なので勇者は、女魔族に対して率直に聞く事にした。
「まぁ、戻らない理由も戻れない理由も無いんだけどね……この子を拾ったから、戻りたくないってのは有るかも」
「いやいや、それは後付けだろう? そもそも、この森に入った理由が何かあるんだろう?」
「あー……まぁ、有るといったらあるかな?」
「ふむ、何か言えない理由でも有るなら別だがな。ただ、戻れる場所があるなら一度顔を出しに良くのは有りでは無いか?」
そう告げる勇者。彼にはもはや、魔族が冷血非道な存在。その様な考えが遠い世界の常識になってしまっている。
それも、この子狼と生活する姿を見ていれば、どこが冷血なのだ! と言う考えで埋め尽くされてしまった。
そして、その事こそが勇者を人里に戻るという選択肢を排除して居る、その理由の一つになりつつあるのだが……。
それはさておき、女魔族には魔族の里に戻っても良いのだ。そして、また此処に来ても良いと勇者は言う。
その勇者の言葉に、女魔族は一瞬だけ笑みを見せた後、すぐさま表情を真剣なそれに戻した。
「私のそ……お父様がね。まぁ、それなりに有名なの。で、その有名な理由が武力でね。私達に「力をつける為にレベリングをして来い!」って、それでこの森に来たのよ」
「なるほどなぁ……武門あるあると言う奴だな。それにしても、私達って事は他にも居るのか?」
「そうね。他の兄弟姉妹もレベリングに出てるはずよ。ただ、此処の森じゃなくて似た環境の違う場所でやってるはずだけど」
勇者は気が付いた。違う場所にあるこの森と同じ環境の場所と言う事は、このレベリング育成は協力等ではなく競争なのだろうと。

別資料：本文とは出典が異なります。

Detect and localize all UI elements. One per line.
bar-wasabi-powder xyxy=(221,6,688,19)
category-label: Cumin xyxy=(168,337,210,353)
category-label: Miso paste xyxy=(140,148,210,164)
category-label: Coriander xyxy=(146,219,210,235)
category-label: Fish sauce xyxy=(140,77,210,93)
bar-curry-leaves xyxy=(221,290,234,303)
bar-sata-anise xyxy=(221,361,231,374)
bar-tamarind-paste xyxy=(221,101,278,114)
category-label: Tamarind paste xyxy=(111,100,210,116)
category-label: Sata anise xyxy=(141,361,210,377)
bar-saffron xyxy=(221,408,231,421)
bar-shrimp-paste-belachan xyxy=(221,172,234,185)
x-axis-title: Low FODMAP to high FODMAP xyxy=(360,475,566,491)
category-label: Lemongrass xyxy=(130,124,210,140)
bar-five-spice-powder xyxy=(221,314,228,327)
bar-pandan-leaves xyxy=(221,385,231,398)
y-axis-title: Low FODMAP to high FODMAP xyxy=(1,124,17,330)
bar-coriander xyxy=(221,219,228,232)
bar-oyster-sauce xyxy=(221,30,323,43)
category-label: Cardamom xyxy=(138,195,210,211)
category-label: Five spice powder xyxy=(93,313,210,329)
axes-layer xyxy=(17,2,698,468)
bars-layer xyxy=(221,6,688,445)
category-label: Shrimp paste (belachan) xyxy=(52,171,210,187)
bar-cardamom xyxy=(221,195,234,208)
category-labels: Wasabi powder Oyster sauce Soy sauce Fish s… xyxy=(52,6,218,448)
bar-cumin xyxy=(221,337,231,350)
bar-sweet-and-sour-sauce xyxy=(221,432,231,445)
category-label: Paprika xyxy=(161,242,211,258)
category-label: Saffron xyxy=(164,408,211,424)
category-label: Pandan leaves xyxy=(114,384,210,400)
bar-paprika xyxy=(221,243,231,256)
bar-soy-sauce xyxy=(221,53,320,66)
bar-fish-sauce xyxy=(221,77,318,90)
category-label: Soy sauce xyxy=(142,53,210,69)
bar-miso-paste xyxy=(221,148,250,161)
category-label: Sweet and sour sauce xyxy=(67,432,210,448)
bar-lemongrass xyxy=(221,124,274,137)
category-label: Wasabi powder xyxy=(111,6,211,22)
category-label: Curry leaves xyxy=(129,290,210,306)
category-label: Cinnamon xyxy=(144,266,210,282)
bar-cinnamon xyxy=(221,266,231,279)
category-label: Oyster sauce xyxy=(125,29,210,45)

そうなると出て来るのは、この女魔族が此処でまったりと共同生活をしていても良いのだろうか? という心配に似た思い。基本、勇者は勇者として選ばれるだけあり、余程の事が無い限りだが優しさに溢れている。ただ、その口から出る言葉は宜しく無い言葉遣いが多いのだが。
「最近レベリングに出ている姿を見ないのだが?」
「あー……うん。まぁ、ほらこの子もいるし? 少しはゆっくりするのも悪く無いかなって」
「ふむ。まぁ、手が欲しい時は言えよ? レベリングぐらい手伝ってやる。と言うか、俺は毎日やってるからな。それに付き合うぐらい問題ないぞ」
「あ……ありがとう。でも、この子がもう少ししっかりしてからかな? ねー」
「ワン!」
その言葉に、嬉しそうに尻尾を振りながら擦り寄る子狼。その姿に勇者は、なんだかなぁと思いながらも、口が楽しげに笑みを浮かべている。
しかし忘れてはいけない。彼は勇者で、彼女は魔族。本来ならば相容れない敵同士。
だと言うのにもかかわらず、勇者は絆され手伝おうとする始末。
この二人と一匹により、世界と言う規模で運命の歯車が狂いだして要るのだが、それに気が付いている者は誰一人として居ない。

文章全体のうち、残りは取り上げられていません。